第13話 魔物SIDE 加齢臭
「そう言えばエルダさんは戦闘経験とかあるの?」
「それがお恥ずかしい話、昔から捕らわれていたので碌に戦った事が無いんです。大昔に『火トカゲ』なら倒した記憶がありますけど、それ位です」
「そうなんだ、それなら俺がしっかりと守るから安心して、これでもA級冒険者だからね」
「リヒトくん、ありがとう」
「任せて」
エルダさんは今迄捕らわれの身だったから当たり前だな。
旅の途中はしっかりと守ってあげないと。
◆◆◆
『嫌な臭いがしてくる』
しかも、その臭いと一緒に独特の気を感じる。
1つの気はオスの気……なかなかの強者だ。
だが、恐怖は感じない。
問題はその横に居るメスの気だ。
信じられん程大きな気だ。
齢900年を生きるこの白牙(はくが)が恐怖を感じる。
こんな経験は今迄生きてきた中でない。
恐怖で体が震え、まだ数キロは離れているのにこの場所から逃げたくなる。
一体何者が此処に来ると言うのだ。
『魔王ですら我との戦いは避ける』その我が体が震えておる。
正体はなんとなく解かる。
我と同じ位生きた存在、いや違うもっと長く生きた存在だ……そしてこの気は恐らく我より上位の存在の気がする。
『間違いない、この独特の臭いは加齢臭だ』
臭いと気からして、恐らく我より相当長く生きた存在だ。
『加齢臭』は決して蔑みではない。
上位種に限れば加齢臭がする存在は例外なく規格外の化け物しかいない。
数百年生きたバンパイアロード。
1000年を生きた炎帝と言われる火竜。
そこ迄の存在にならなければ上位種から『加齢臭』はしない。
今の魔王も前の魔王も、こんな臭いはしなかった。
戦いは避けたが、戦えば五分の戦いでどっちが勝つか解らない。
そんな臭いだった。
この辺りの平原を魔族が脅かさない代わりに、我らも魔族に手を出さないと決めた。
だが、この臭いは魔王より上の臭いだ。
『臭いが強くなってくる……嗅げば嗅ぐほど強い臭いがする。

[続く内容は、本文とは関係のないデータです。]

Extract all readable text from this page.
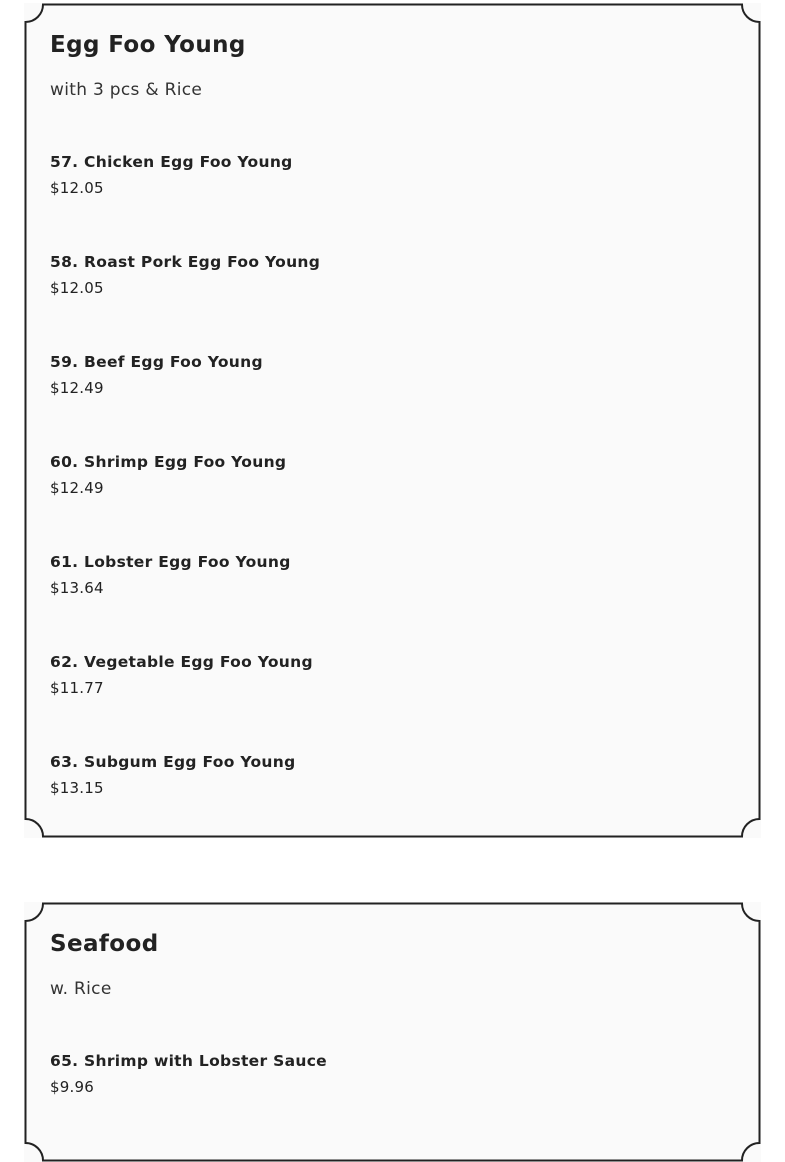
Egg Foo Young

with 3 pcs & Rice

57. Chicken Egg Foo Young

$12.05

58. Roast Pork Egg Foo Young

$12.05

59. Beef Egg Foo Young

$12.49

60. Shrimp Egg Foo Young

$12.49

61. Lobster Egg Foo Young

$13.64

62. Vegetable Egg Foo Young

$11.77

63. Subgum Egg Foo Young

$13.15

Seafood

w. Rice

65. Shrimp with Lobster Sauce

$9.96
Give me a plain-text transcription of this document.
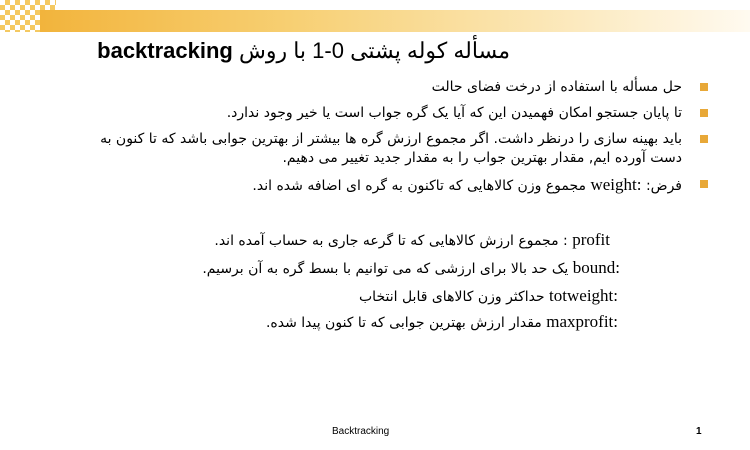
مسأله کوله پشتی 0-1 با روش backtracking
حل مسأله با استفاده از درخت فضای حالت
تا پایان جستجو امکان فهمیدن این که آیا یک گره جواب است یا خیر وجود ندارد.
باید بهینه سازی را درنظر داشت. اگر مجموع ارزش گره ها بیشتر از بهترین جوابی باشد که تا کنون به دست آورده ایم, مقدار بهترین جواب را به مقدار جدید تغییر می دهیم.
فرض: weight: مجموع وزن کالاهایی که تاکنون به گره ای اضافه شده اند.
profit : مجموع ارزش کالاهایی که تا گرعه جاری به حساب آمده اند.
bound: یک حد بالا برای ارزشی که می توانیم با بسط گره به آن برسیم.
totweight: حداکثر وزن کالاهای قابل انتخاب
maxprofit: مقدار ارزش بهترین جوابی که تا کنون پیدا شده.
Backtracking	1
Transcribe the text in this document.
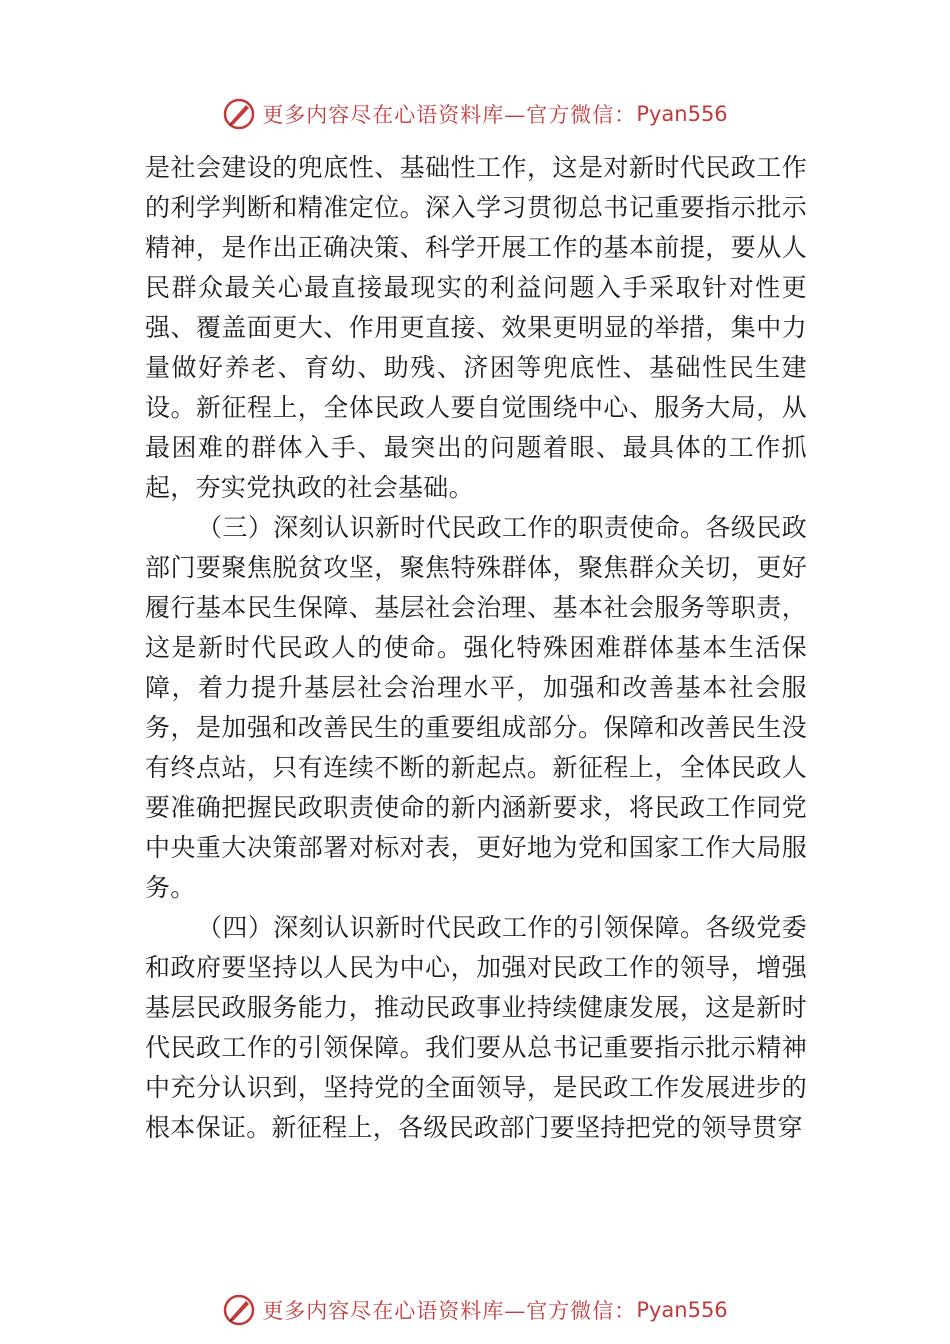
更多内容尽在心语资料库—官方微信： Pyan556

是社会建设的兜底性、基础性工作，这是对新时代民政工作的利学判断和精准定位。深入学习贯彻总书记重要指示批示精神，是作出正确决策、科学开展工作的基本前提，要从人民群众最关心最直接最现实的利益问题入手采取针对性更强、覆盖面更大、作用更直接、效果更明显的举措，集中力量做好养老、育幼、助残、济困等兜底性、基础性民生建设。新征程上，全体民政人要自觉围绕中心、服务大局，从最困难的群体入手、最突出的问题着眼、最具体的工作抓起，夯实党执政的社会基础。

（三）深刻认识新时代民政工作的职责使命。各级民政部门要聚焦脱贫攻坚，聚焦特殊群体，聚焦群众关切，更好履行基本民生保障、基层社会治理、基本社会服务等职责，这是新时代民政人的使命。强化特殊困难群体基本生活保障，着力提升基层社会治理水平，加强和改善基本社会服务，是加强和改善民生的重要组成部分。保障和改善民生没有终点站，只有连续不断的新起点。新征程上，全体民政人要准确把握民政职责使命的新内涵新要求，将民政工作同党中央重大决策部署对标对表，更好地为党和国家工作大局服务。

（四）深刻认识新时代民政工作的引领保障。各级党委和政府要坚持以人民为中心，加强对民政工作的领导，增强基层民政服务能力，推动民政事业持续健康发展，这是新时代民政工作的引领保障。我们要从总书记重要指示批示精神中充分认识到，坚持党的全面领导，是民政工作发展进步的根本保证。新征程上，各级民政部门要坚持把党的领导贯穿

更多内容尽在心语资料库—官方微信： Pyan556
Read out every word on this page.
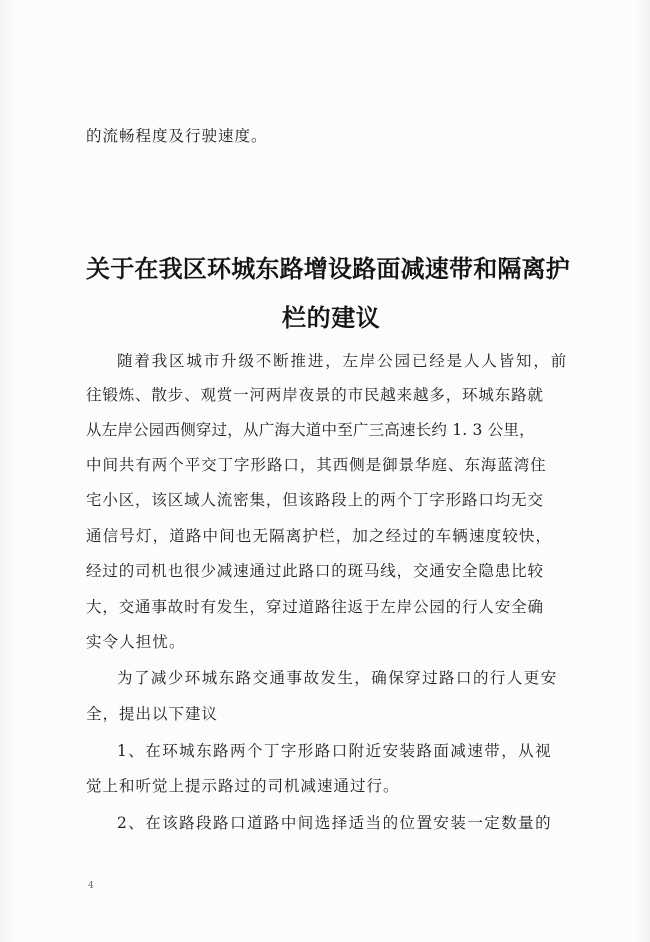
的流畅程度及行驶速度。
关于在我区环城东路增设路面减速带和隔离护
栏的建议
随着我区城市升级不断推进，左岸公园已经是人人皆知，前
往锻炼、散步、观赏一河两岸夜景的市民越来越多，环城东路就
从左岸公园西侧穿过，从广海大道中至广三高速长约 1. 3 公里，
中间共有两个平交丁字形路口，其西侧是御景华庭、东海蓝湾住
宅小区，该区域人流密集，但该路段上的两个丁字形路口均无交
通信号灯，道路中间也无隔离护栏，加之经过的车辆速度较快，
经过的司机也很少减速通过此路口的斑马线，交通安全隐患比较
大，交通事故时有发生，穿过道路往返于左岸公园的行人安全确
实令人担忧。
为了减少环城东路交通事故发生，确保穿过路口的行人更安
全，提出以下建议
1、在环城东路两个丁字形路口附近安装路面减速带，从视
觉上和听觉上提示路过的司机减速通过行。
2、在该路段路口道路中间选择适当的位置安装一定数量的
4
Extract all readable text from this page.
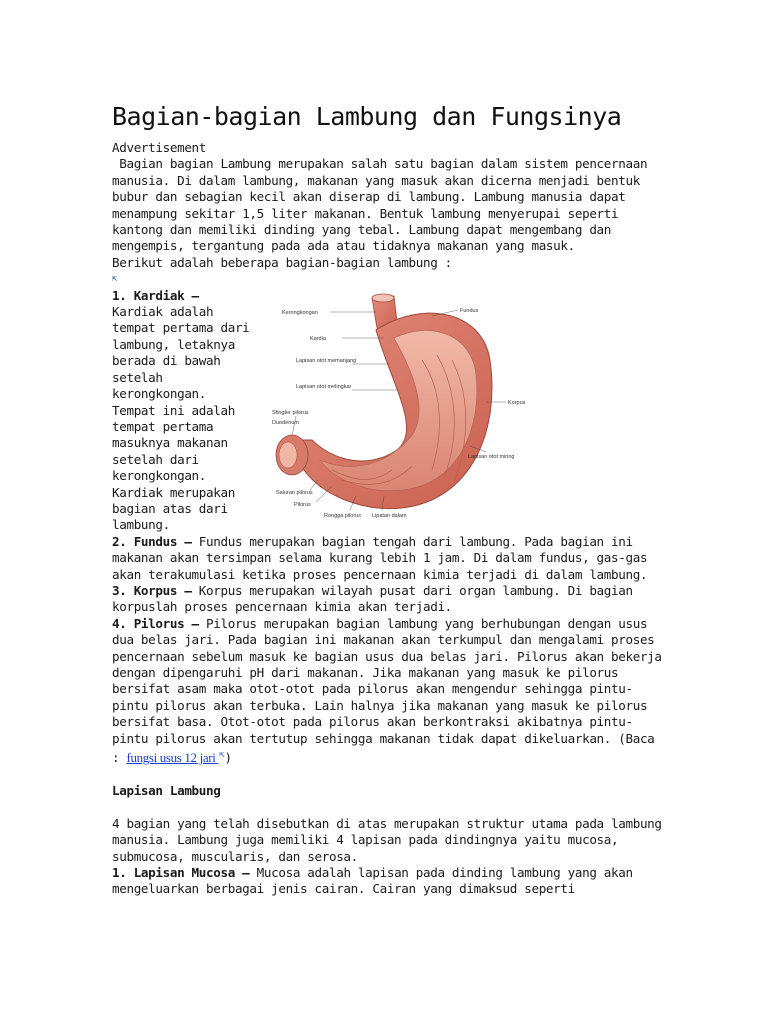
Bagian-bagian Lambung dan Fungsinya

Advertisement

Bagian bagian Lambung merupakan salah satu bagian dalam sistem pencernaan manusia. Di dalam lambung, makanan yang masuk akan dicerna menjadi bentuk bubur dan sebagian kecil akan diserap di lambung. Lambung manusia dapat menampung sekitar 1,5 liter makanan. Bentuk lambung menyerupai seperti kantong dan memiliki dinding yang tebal. Lambung dapat mengembang dan mengempis, tergantung pada ada atau tidaknya makanan yang masuk.

Berikut adalah beberapa bagian-bagian lambung :
⇱

1. Kardiak —

Kardiak adalah tempat pertama dari lambung, letaknya berada di bawah setelah kerongkongan. Tempat ini adalah tempat pertama masuknya makanan setelah dari kerongkongan. Kardiak merupakan bagian atas dari lambung.

Kerongkongan	Fundus
Kardia
Lapisan otot memanjang
Lapisan otot melingkar
Sfingter pilorus
Duodenum
Korpus
Lapisan otot miring
Saluran pilorus
Pilorus
Rongga pilorus Lipatan dalam

2. Fundus — Fundus merupakan bagian tengah dari lambung. Pada bagian ini makanan akan tersimpan selama kurang lebih 1 jam. Di dalam fundus, gas-gas akan terakumulasi ketika proses pencernaan kimia terjadi di dalam lambung.

3. Korpus — Korpus merupakan wilayah pusat dari organ lambung. Di bagian korpuslah proses pencernaan kimia akan terjadi.

4. Pilorus — Pilorus merupakan bagian lambung yang berhubungan dengan usus dua belas jari. Pada bagian ini makanan akan terkumpul dan mengalami proses pencernaan sebelum masuk ke bagian usus dua belas jari. Pilorus akan bekerja dengan dipengaruhi pH dari makanan. Jika makanan yang masuk ke pilorus bersifat asam maka otot-otot pada pilorus akan mengendur sehingga pintu-pintu pilorus akan terbuka. Lain halnya jika makanan yang masuk ke pilorus bersifat basa. Otot-otot pada pilorus akan berkontraksi akibatnya pintu-pintu pilorus akan tertutup sehingga makanan tidak dapat dikeluarkan. (Baca : fungsi usus 12 jari ⇱)

Lapisan Lambung

4 bagian yang telah disebutkan di atas merupakan struktur utama pada lambung manusia. Lambung juga memiliki 4 lapisan pada dindingnya yaitu mucosa, submucosa, muscularis, dan serosa.

1. Lapisan Mucosa — Mucosa adalah lapisan pada dinding lambung yang akan mengeluarkan berbagai jenis cairan. Cairan yang dimaksud seperti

まるで死の香りでは無いか』
こんな存在を我は知らぬ。
関わってはならない。
「お父様、嫌なにおいがしますわ……ちょっと行って狩ってきますわ」
「姉ちゃん、俺も行くよ、この臭い魔族かな? 姉ちゃんは脳筋だから直ぐに戦おうとするからね。相手が魔族だったら、同盟組んでいるんだから狩っちゃ不味いでしょう?」
我が一族はフェンリル。
この二人は息子と娘だ。
息子や娘は強く育ち、魔族の四天王位なら戦える程には鍛えたつもりだ。
だが、駄目だ。
行かせたら確実に殺される。
「行ってはならぬ」
「何故ですか? お父様」
「我がフェンリル族が治める地に来たのですから、理由位は聞いても良いでしょう」
「我でも勝てぬよ! 態々危険な場所に自ら行く必要は無い」
「お父様、そんな馬鹿な! 獣の王と言われキングオブキングスと呼ばれるお父様が!」
「本当なのですか……」
「だからお前等は未熟なのだ。この加齢臭は強者の臭いだ。この臭いから察するに我よりも長く生きた存在の可能性が高い。我処か我ら三人に魔王と四天王が加勢しても勝負はどう転ぶか解らない……関わってはならぬ。 そしてこの臭いを覚えよ。この臭いを嗅いだらすぐに逃げるのだ」
「誇り高きフェンリルが逃げるのですか?」
「姉ちゃん……良く嗅いでみて。この臭いは魔王より臭い」
「ああっ、そう言われてみれば……嫌だ、体が震えてきましたわ」
「良いか? フェンリルは誇り高き種族だ! だが100に一つも勝てない争いをする必要は無い。相手は侵略して来たのではなく、ただ歩いているだけだ。わざわざ関わる必要が無い。良いな立ち去る迄森から出るなよ」
これで良い。
わざわざ、この様な存在に関わる必要は無い。